There’s a Japanese concept called nemawashi (literally “root-walking”) that offers a way around the dreaded “big reveal” in engineering proposals. Instead of marching into a meeting with your fully-formed design and expecting everyone to buy it, nemawashi encourages you to talk privately with all relevant stakeholders first and get feedback, surface objections, let people shape the idea, and build informal buy-in. By the time the formal meeting happens, the decision is mostly baked, not bombarded.
When I read “Quiet Influence: A Guide to Nemawashi in Engineering,” what struck me is how often we dismiss the political or social side of engineering work. A technically perfect solution can still die if colleagues feel blindsided, ignored, or defensive in a meeting. Adopting nemawashi has the power to transform you from someone pushing an idea to someone guiding a shared direction. For me (and for readers who work in cross-team or senior roles), it underlines a critical truth: influence is relational, not just visionary.
Ethan Mollick argues that AIs have quietly crossed a line. OpenAI recently tested models on complex, expert-designed tasks that usually take humans four to seven hours. Humans still performed better, but the gap is shrinking fast.
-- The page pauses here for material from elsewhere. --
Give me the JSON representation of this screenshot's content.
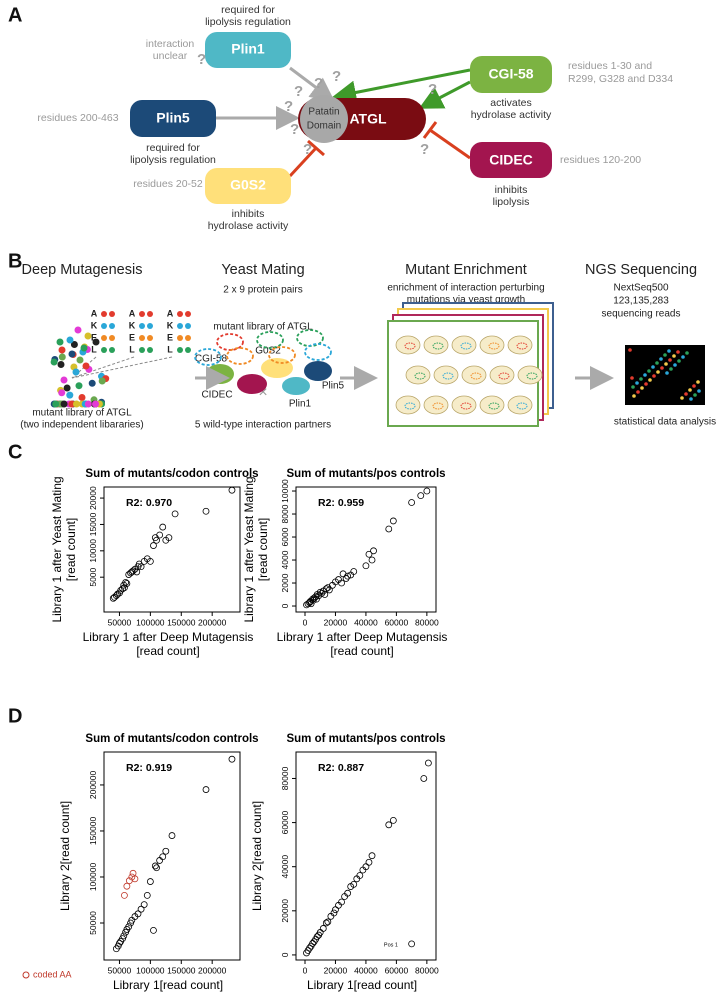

Most AI mistakes were about formatting or following instructions, not reasoning.
The standout example is Claude 4.5 replicating academic research on its own. Work that would have taken hours was done in minutes, hinting at how whole fields could change when repetitive but valuable tasks get automated.
It’s a reminder that the real shift isn’t just about replacing jobs. It’s about rethinking how we work with AI so we don’t drown in a sea of AI-generated busywork.